I would think cell phones fall under the de minimis. A handy resource for that: https://www.irs.gov/publications/p15b/index.html
I would put most issues into two main categories:
1. high dollar benefits (i.e. cars bought by the company and used for personal use - taxed as a fringe benefit and will show up on the W-2), and
2. benefits for the owner (the idea being that you can't start a company and just run through personal expenses for the owner).
Logically, I agree with everything your saying, and thank you for the link I will check that out. I find it interesting that your #2 while making sense to me, contradicts what the "Rich Dad Poor Dad author, Robert Kiyosaki, who is a multi millionaire even before writing his books talks about doing exactly that in a legal way with almost everything.
Right, in a legal way, being the key phrase.

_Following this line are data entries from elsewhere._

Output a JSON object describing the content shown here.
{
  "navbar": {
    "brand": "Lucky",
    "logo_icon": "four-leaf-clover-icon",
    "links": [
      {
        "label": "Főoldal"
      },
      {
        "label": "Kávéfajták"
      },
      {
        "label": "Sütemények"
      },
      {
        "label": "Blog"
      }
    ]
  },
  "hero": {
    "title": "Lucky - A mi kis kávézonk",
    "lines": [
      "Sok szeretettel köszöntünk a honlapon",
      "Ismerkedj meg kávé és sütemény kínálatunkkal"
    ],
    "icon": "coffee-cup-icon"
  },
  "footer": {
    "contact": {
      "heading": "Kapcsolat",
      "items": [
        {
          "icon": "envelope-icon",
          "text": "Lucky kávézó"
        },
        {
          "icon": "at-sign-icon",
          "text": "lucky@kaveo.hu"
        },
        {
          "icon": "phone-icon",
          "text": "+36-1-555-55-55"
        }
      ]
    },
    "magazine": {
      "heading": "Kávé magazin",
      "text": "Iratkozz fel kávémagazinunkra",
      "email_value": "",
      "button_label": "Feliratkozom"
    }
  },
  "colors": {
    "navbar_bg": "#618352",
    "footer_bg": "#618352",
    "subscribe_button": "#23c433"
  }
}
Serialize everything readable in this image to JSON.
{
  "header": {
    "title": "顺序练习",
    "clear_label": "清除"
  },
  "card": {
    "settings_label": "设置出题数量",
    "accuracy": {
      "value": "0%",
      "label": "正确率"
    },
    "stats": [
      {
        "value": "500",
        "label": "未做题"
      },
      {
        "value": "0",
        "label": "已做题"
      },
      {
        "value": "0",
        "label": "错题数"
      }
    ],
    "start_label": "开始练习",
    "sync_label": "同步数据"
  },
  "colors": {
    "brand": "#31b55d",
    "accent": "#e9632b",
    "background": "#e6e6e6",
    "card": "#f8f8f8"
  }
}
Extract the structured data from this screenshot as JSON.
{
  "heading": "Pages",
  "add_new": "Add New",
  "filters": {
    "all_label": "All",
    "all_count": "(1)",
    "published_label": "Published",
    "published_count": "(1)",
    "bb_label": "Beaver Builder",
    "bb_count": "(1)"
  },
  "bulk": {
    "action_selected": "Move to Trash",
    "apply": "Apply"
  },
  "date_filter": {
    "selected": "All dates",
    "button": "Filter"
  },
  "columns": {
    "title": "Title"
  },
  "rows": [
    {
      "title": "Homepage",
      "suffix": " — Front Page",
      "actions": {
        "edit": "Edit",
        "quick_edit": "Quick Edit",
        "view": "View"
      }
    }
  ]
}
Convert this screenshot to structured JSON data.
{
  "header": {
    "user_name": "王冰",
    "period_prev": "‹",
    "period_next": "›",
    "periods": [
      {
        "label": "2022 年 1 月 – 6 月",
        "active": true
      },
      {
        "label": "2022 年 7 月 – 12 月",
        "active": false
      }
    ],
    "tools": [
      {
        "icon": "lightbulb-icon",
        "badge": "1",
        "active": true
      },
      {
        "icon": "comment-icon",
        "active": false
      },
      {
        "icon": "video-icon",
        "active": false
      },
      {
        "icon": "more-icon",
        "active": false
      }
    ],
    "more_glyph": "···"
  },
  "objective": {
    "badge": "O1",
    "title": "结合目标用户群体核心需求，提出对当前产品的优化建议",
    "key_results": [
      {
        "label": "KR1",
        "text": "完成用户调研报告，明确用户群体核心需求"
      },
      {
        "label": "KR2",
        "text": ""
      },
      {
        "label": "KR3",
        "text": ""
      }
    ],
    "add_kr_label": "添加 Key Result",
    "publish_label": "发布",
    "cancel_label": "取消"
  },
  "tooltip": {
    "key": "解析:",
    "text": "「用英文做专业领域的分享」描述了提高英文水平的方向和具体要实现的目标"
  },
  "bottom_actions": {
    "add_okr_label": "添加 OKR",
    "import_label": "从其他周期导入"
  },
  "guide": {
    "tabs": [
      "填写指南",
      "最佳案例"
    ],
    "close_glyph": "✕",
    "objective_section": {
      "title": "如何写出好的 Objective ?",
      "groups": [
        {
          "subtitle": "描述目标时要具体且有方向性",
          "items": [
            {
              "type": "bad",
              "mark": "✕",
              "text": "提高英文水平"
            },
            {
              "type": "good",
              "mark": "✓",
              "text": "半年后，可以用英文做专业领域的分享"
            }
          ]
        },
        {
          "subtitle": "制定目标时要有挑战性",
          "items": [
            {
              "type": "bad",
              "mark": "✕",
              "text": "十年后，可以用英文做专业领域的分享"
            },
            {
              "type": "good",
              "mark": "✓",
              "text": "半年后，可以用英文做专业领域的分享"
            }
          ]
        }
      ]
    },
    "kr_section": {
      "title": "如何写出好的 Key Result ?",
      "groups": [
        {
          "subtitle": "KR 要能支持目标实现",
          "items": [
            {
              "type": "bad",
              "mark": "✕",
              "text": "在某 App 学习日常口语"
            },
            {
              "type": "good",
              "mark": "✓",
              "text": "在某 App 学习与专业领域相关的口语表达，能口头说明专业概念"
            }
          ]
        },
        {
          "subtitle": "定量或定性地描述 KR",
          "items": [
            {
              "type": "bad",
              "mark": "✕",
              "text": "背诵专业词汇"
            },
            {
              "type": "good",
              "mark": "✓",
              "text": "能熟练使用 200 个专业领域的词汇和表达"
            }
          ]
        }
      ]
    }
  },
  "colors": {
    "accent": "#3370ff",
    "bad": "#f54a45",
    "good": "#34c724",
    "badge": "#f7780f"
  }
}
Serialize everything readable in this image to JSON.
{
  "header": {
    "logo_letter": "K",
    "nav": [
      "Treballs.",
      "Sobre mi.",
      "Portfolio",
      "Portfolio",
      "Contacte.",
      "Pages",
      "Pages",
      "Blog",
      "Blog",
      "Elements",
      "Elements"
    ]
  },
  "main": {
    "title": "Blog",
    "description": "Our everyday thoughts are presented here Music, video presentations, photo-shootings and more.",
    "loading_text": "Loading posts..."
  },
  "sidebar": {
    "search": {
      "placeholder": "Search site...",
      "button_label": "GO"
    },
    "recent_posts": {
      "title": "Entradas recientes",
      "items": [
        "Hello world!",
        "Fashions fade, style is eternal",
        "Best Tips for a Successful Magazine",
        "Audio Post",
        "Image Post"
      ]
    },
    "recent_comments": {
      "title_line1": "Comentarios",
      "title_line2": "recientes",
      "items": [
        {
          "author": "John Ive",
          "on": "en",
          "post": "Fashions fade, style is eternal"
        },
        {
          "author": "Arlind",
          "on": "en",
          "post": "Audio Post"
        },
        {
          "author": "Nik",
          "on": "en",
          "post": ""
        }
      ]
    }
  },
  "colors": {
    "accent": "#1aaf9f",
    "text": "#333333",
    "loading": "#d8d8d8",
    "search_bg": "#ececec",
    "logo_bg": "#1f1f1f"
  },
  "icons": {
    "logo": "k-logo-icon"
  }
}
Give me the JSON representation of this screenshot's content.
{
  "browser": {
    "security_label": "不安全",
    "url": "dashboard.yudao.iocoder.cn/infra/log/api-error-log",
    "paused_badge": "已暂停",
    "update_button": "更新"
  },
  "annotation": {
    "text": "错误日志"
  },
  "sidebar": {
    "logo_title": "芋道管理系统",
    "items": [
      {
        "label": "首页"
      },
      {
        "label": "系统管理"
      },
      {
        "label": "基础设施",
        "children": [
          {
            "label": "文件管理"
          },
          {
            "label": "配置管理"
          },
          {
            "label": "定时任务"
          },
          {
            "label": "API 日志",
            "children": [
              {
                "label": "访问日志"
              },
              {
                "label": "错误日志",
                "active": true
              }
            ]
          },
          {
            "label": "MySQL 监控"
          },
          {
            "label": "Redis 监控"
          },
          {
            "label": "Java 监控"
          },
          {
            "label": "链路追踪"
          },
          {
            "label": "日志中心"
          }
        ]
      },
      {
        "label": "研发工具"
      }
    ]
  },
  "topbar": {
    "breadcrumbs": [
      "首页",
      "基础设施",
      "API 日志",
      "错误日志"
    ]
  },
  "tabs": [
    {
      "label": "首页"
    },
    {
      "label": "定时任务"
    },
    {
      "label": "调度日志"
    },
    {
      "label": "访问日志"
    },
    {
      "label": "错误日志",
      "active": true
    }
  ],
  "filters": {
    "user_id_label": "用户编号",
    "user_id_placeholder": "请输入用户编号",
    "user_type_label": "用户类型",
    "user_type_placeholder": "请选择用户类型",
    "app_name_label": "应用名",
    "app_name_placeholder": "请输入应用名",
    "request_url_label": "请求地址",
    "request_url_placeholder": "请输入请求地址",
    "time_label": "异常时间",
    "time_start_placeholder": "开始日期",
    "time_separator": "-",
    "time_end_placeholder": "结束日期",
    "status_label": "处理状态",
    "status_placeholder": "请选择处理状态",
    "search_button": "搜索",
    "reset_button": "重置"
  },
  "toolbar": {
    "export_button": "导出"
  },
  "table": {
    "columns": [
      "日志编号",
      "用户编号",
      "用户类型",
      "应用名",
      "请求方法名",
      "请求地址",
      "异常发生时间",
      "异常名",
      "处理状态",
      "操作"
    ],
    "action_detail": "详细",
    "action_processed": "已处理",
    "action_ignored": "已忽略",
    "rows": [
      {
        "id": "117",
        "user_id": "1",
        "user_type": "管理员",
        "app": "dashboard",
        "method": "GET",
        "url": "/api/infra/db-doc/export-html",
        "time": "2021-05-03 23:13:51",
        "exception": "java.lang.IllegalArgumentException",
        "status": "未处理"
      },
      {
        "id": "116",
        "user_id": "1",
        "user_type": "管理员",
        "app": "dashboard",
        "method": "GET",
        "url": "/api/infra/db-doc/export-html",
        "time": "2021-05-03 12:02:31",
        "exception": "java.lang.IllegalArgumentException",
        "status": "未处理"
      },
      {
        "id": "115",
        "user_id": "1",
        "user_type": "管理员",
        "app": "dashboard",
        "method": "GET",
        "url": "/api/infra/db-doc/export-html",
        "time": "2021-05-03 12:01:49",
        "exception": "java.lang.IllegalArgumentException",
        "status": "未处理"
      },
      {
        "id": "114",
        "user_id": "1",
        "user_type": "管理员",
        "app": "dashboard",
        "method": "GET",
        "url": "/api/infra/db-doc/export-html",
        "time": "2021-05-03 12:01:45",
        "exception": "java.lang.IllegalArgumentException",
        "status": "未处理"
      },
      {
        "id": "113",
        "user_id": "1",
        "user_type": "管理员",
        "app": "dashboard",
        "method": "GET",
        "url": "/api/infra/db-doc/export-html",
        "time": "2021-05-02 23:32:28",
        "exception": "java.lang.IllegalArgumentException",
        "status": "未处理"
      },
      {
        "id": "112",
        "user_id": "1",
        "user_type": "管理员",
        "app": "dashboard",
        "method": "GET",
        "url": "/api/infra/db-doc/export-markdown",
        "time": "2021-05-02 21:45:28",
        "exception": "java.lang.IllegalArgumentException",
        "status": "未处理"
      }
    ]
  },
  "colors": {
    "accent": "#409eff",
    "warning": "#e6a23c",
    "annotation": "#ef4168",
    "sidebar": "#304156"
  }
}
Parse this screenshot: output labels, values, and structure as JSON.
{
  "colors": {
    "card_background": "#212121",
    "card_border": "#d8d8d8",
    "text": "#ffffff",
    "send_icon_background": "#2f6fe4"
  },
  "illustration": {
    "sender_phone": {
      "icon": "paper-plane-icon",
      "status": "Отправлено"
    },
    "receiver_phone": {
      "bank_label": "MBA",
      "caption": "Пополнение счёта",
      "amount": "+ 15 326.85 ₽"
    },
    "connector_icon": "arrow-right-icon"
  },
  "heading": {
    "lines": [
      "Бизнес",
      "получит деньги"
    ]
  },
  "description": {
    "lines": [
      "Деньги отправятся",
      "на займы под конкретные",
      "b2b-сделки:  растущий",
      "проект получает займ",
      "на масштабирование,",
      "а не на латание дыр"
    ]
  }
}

For example, the car is legal as long as you allocate the costs or deduct it on a per-mile basis. 53.5 cents per mile is very generous (especially if you buy a used car for $4,000. It doesn't take long to recover that cost and then come out ahead). If you have a true home office within the IRS definition, you can deduct a pro-rata amount of utilities/insurance/taxes - things you would have to pay with all post-tax money without a business.
You can also find accountants that won't look too closely and will let you deduct a lot of things you probably shouldn't, or that they call a "gray" area. I'm not a fan of these accountants, as they generally give the rest of us a bad reputation when we get a client and tell them they can't deduct expenses. No one likes to have their tax bill increase, even if it was artificially low.
I believe setting up a C-corp also allows deductions that a pass-through entity would not. I was merely speaking to your LLC/S-corp question.
Long story short, there are nuances to almost everything in the tax world. As I often say, taxes are not as black and white as people like to think.